The Company is also recording compensation expense related to the below market interest rate the promissory note bears. For the year ended December 31, 2001, the Company recorded $95,000 of compensation expense related to the note and as of December 31, 2001, had $302,000 of accrued, deferred compensation expense which it will recognize monthly until the note matures in January 2005.

In August 1998, Epimmune entered into a $1,150,000 loan and security agreement, as amended for capital equipment purchases and certain tenant improvements. These funds were used primarily for enhancement and upgrades of our scientific information management systems databases. Total advances under the credit line totaled $366,000 and $750,000 at December 31, 2000 and 1999, respectively. The capital equipment financed secures all borrowings. The terms of the credit line contain a financial covenant requiring the Company to maintain minimum liquidity equal to nine months cash burn, which the Company was in compliance with at December 31, 2001.
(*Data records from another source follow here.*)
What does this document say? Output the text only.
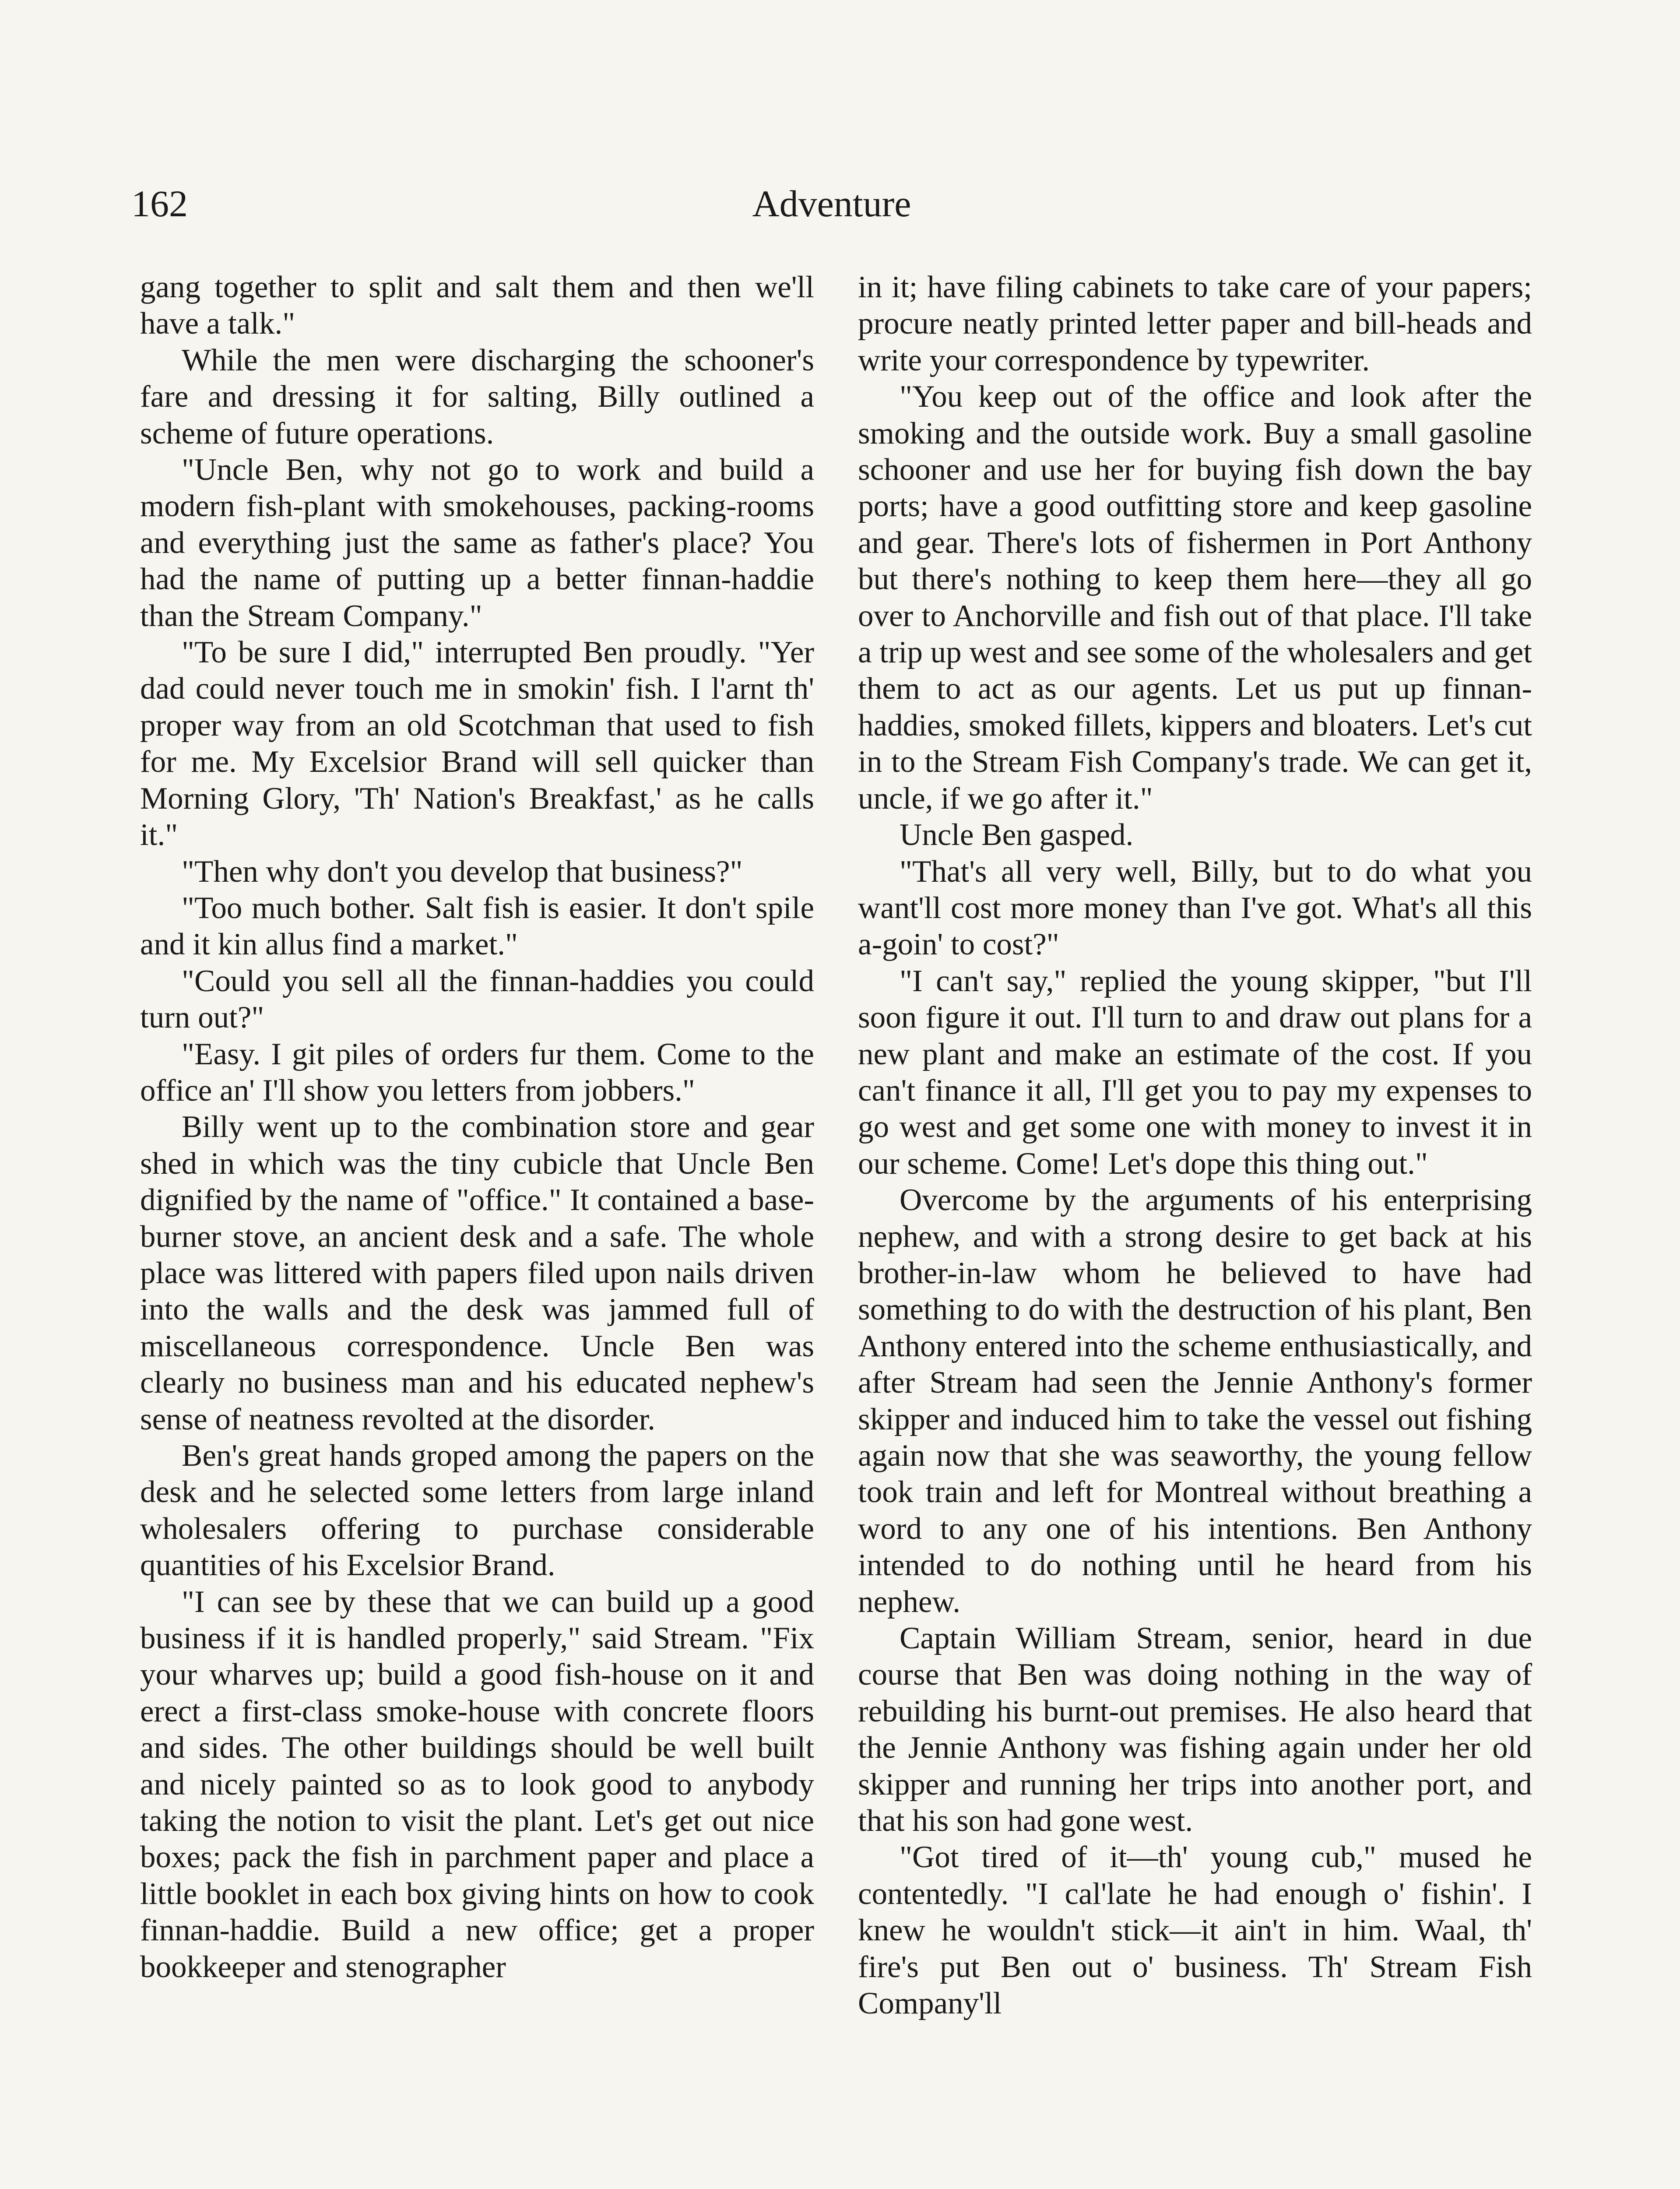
162	Adventure

gang together to split and salt them and then we'll have a talk."

While the men were discharging the schooner's fare and dressing it for salting, Billy outlined a scheme of future operations.

"Uncle Ben, why not go to work and build a modern fish-plant with smokehouses, packing-rooms and everything just the same as father's place? You had the name of putting up a better finnan-haddie than the Stream Company."

"To be sure I did," interrupted Ben proudly. "Yer dad could never touch me in smokin' fish. I l'arnt th' proper way from an old Scotchman that used to fish for me. My Excelsior Brand will sell quicker than Morning Glory, 'Th' Nation's Breakfast,' as he calls it."

"Then why don't you develop that business?"

"Too much bother. Salt fish is easier. It don't spile and it kin allus find a market."

"Could you sell all the finnan-haddies you could turn out?"

"Easy. I git piles of orders fur them. Come to the office an' I'll show you letters from jobbers."

Billy went up to the combination store and gear shed in which was the tiny cubicle that Uncle Ben dignified by the name of "office." It contained a base-burner stove, an ancient desk and a safe. The whole place was littered with papers filed upon nails driven into the walls and the desk was jammed full of miscellaneous correspondence. Uncle Ben was clearly no business man and his educated nephew's sense of neatness revolted at the disorder.

Ben's great hands groped among the papers on the desk and he selected some letters from large inland wholesalers offering to purchase considerable quantities of his Excelsior Brand.

"I can see by these that we can build up a good business if it is handled properly," said Stream. "Fix your wharves up; build a good fish-house on it and erect a first-class smoke-house with concrete floors and sides. The other buildings should be well built and nicely painted so as to look good to anybody taking the notion to visit the plant. Let's get out nice boxes; pack the fish in parchment paper and place a little booklet in each box giving hints on how to cook finnan-haddie. Build a new office; get a proper bookkeeper and stenographer

in it; have filing cabinets to take care of your papers; procure neatly printed letter paper and bill-heads and write your correspondence by typewriter.

"You keep out of the office and look after the smoking and the outside work. Buy a small gasoline schooner and use her for buying fish down the bay ports; have a good outfitting store and keep gasoline and gear. There's lots of fishermen in Port Anthony but there's nothing to keep them here—they all go over to Anchorville and fish out of that place. I'll take a trip up west and see some of the wholesalers and get them to act as our agents. Let us put up finnan-haddies, smoked fillets, kippers and bloaters. Let's cut in to the Stream Fish Company's trade. We can get it, uncle, if we go after it."

Uncle Ben gasped.

"That's all very well, Billy, but to do what you want'll cost more money than I've got. What's all this a-goin' to cost?"

"I can't say," replied the young skipper, "but I'll soon figure it out. I'll turn to and draw out plans for a new plant and make an estimate of the cost. If you can't finance it all, I'll get you to pay my expenses to go west and get some one with money to invest it in our scheme. Come! Let's dope this thing out."

Overcome by the arguments of his enterprising nephew, and with a strong desire to get back at his brother-in-law whom he believed to have had something to do with the destruction of his plant, Ben Anthony entered into the scheme enthusiastically, and after Stream had seen the Jennie Anthony's former skipper and induced him to take the vessel out fishing again now that she was seaworthy, the young fellow took train and left for Montreal without breathing a word to any one of his intentions. Ben Anthony intended to do nothing until he heard from his nephew.

Captain William Stream, senior, heard in due course that Ben was doing nothing in the way of rebuilding his burnt-out premises. He also heard that the Jennie Anthony was fishing again under her old skipper and running her trips into another port, and that his son had gone west.

"Got tired of it—th' young cub," mused he contentedly. "I cal'late he had enough o' fishin'. I knew he wouldn't stick—it ain't in him. Waal, th' fire's put Ben out o' business. Th' Stream Fish Company'll
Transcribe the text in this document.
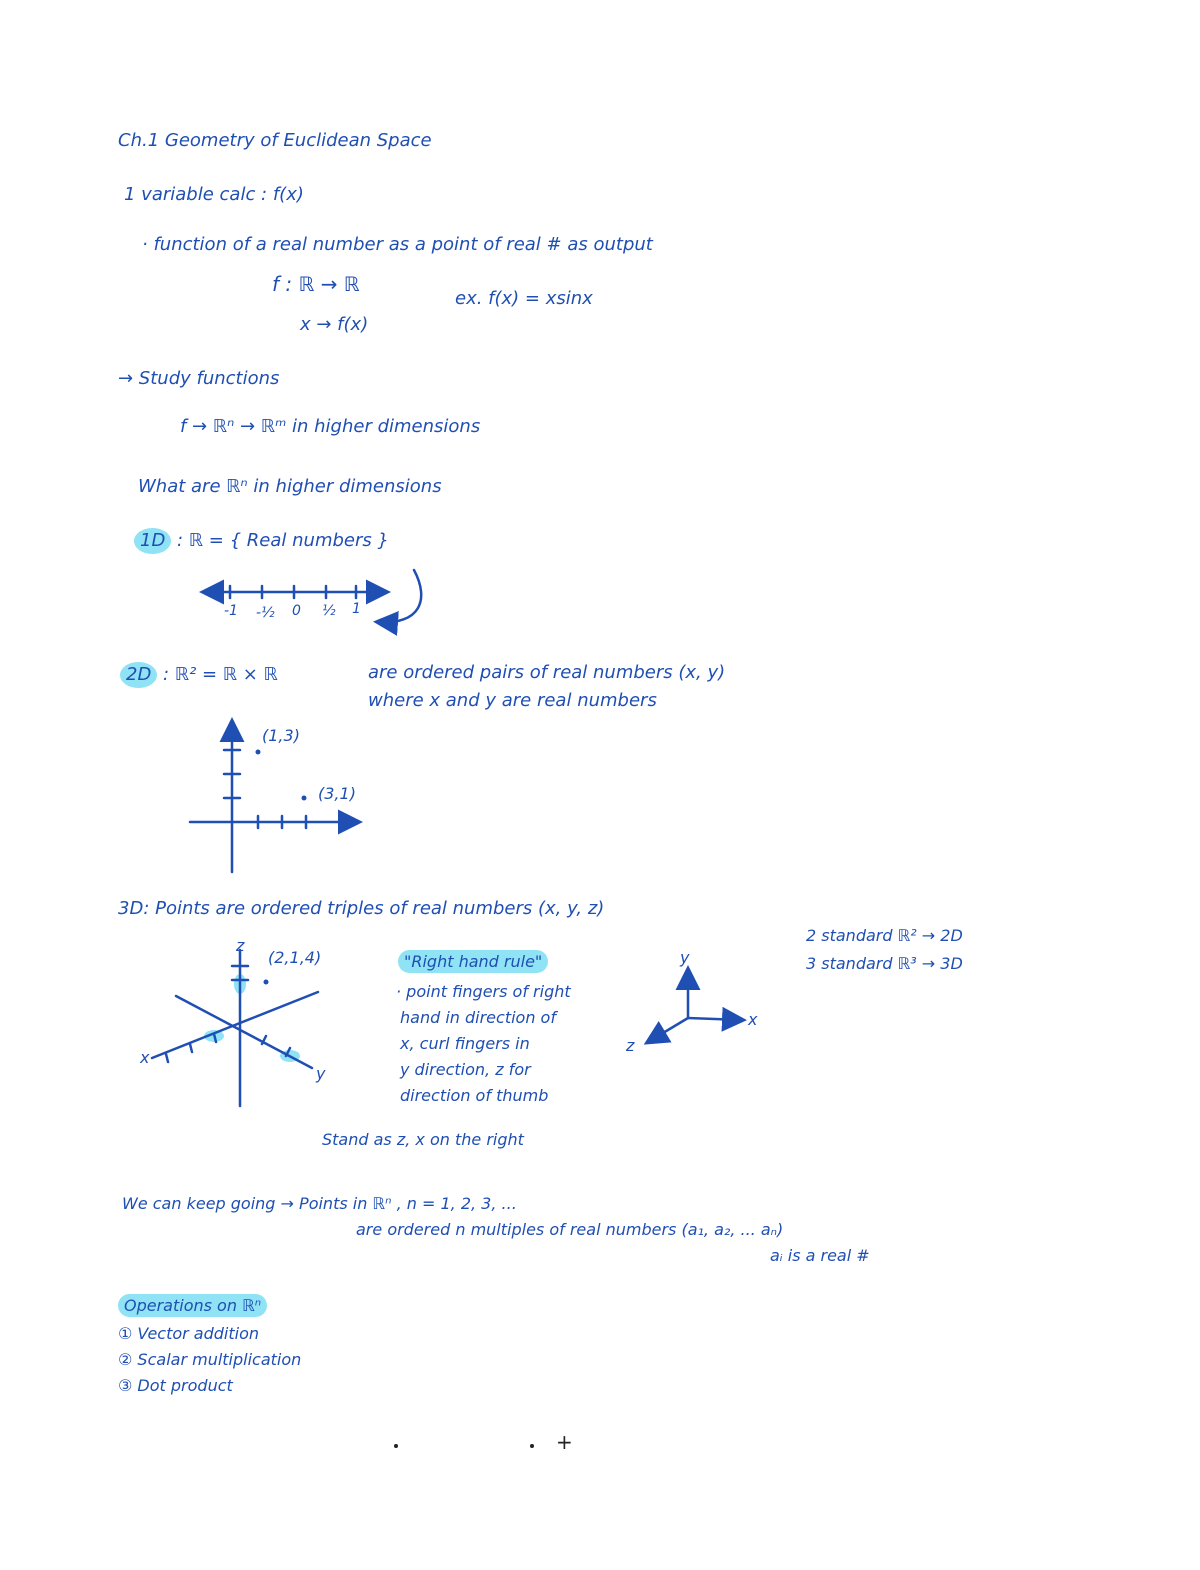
Ch.1 Geometry of Euclidean Space
1 variable calc : f(x)
· function of a real number as a point of real # as output
f : ℝ → ℝ
x → f(x)
ex. f(x) = xsinx
→ Study functions
f → ℝⁿ → ℝᵐ in higher dimensions
What are ℝⁿ in higher dimensions
1D : ℝ = { Real numbers }
-1 -½ 0 ½ 1
2D : ℝ² = ℝ × ℝ	are ordered pairs of real numbers (x, y)
where x and y are real numbers
(1,3)
(3,1)
3D: Points are ordered triples of real numbers (x, y, z)
z
(2,1,4)
x
y
"Right hand rule"
· point fingers of right
hand in direction of
x, curl fingers in
y direction, z for
direction of thumb
Stand as z, x on the right
y
x
z
2 standard ℝ² → 2D
3 standard ℝ³ → 3D
We can keep going → Points in ℝⁿ , n = 1, 2, 3, ...
are ordered n multiples of real numbers (a₁, a₂, ... aₙ)
aᵢ is a real #
Operations on ℝⁿ
① Vector addition
② Scalar multiplication
③ Dot product
+
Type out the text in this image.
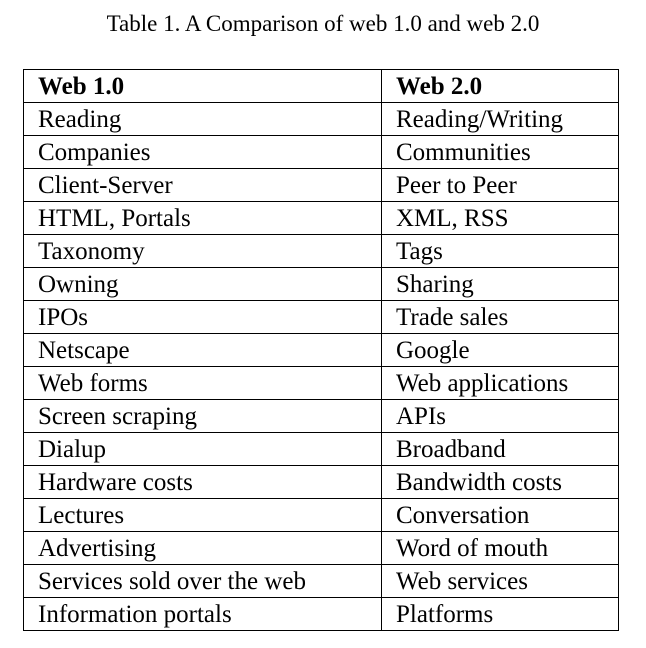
Table 1. A Comparison of web 1.0 and web 2.0
Web 1.0	Web 2.0
Reading	Reading/Writing
Companies	Communities
Client-Server	Peer to Peer
HTML, Portals	XML, RSS
Taxonomy	Tags
Owning	Sharing
IPOs	Trade sales
Netscape	Google
Web forms	Web applications
Screen scraping	APIs
Dialup	Broadband
Hardware costs	Bandwidth costs
Lectures	Conversation
Advertising	Word of mouth
Services sold over the web	Web services
Information portals	Platforms
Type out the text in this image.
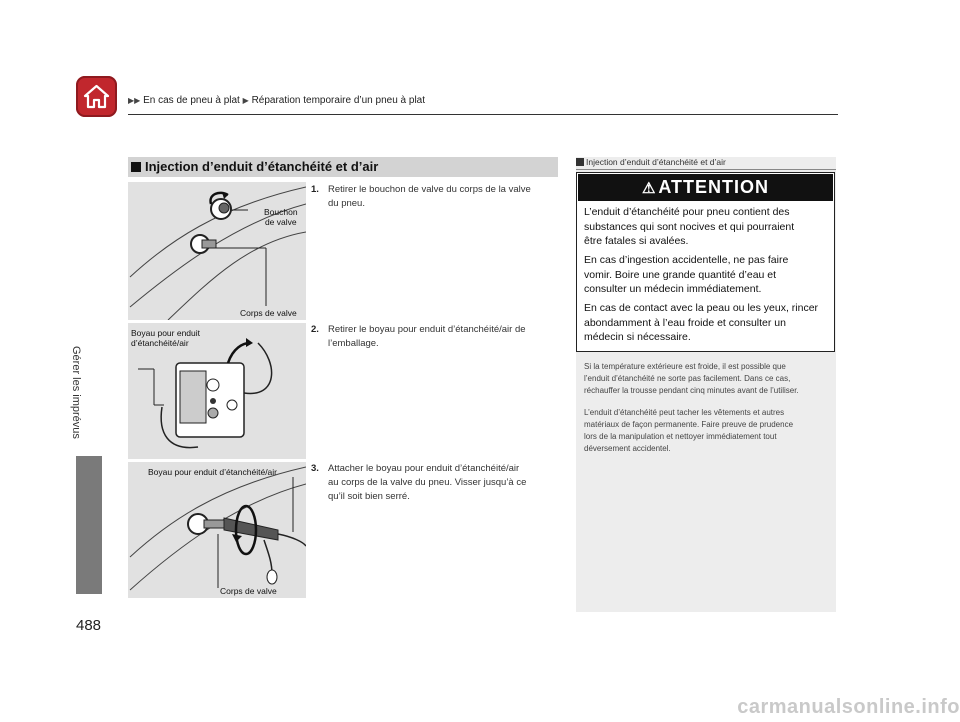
▶▶ En cas de pneu à plat ▶ Réparation temporaire d’un pneu à plat
Gérer les imprévus
488
Injection d’enduit d’étanchéité et d’air
Bouchon
de valve
Corps de valve
Boyau pour enduit
d’étanchéité/air
Boyau pour enduit d’étanchéité/air
Corps de valve
1. Retirer le bouchon de valve du corps de la valve
du pneu.
2. Retirer le boyau pour enduit d’étanchéité/air de
l’emballage.
3. Attacher le boyau pour enduit d’étanchéité/air
au corps de la valve du pneu. Visser jusqu’à ce
qu’il soit bien serré.
Injection d’enduit d’étanchéité et d’air
⚠ ATTENTION
L’enduit d’étanchéité pour pneu contient des
substances qui sont nocives et qui pourraient
être fatales si avalées.
En cas d’ingestion accidentelle, ne pas faire
vomir. Boire une grande quantité d’eau et
consulter un médecin immédiatement.
En cas de contact avec la peau ou les yeux, rincer
abondamment à l’eau froide et consulter un
médecin si nécessaire.
Si la température extérieure est froide, il est possible que
l’enduit d’étanchéité ne sorte pas facilement. Dans ce cas,
réchauffer la trousse pendant cinq minutes avant de l’utiliser.
L’enduit d’étanchéité peut tacher les vêtements et autres
matériaux de façon permanente. Faire preuve de prudence
lors de la manipulation et nettoyer immédiatement tout
déversement accidentel.
carmanualsonline.info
Future annual principal payments on equipment loans and notes payable are as follows at December 31, 2001:

The Company leases its office and research facility under an operating lease that expires in March 2009. Under this operating lease, the Company pays taxes, insurance and maintenance expenses related to the premises. Epimmune’s facility lease requires a letter of credit of $472,000 to secure the performance of the Company’s lease obligation and is reflected as restricted cash.

Rent expense for the years ended December 31, 2001, 2000 and 1999 was $582,000, $582,000 and $1.7 million, respectively.

Future minimum lease payments under operating leases at December 31, 2001 are as follows:

In September 1997, Searle purchased 317,460 shares of Cytel common stock for $5.0 million. Cytel transferred $6.5 million in cash and $1.5 million in other assets to capitalize Epimmune.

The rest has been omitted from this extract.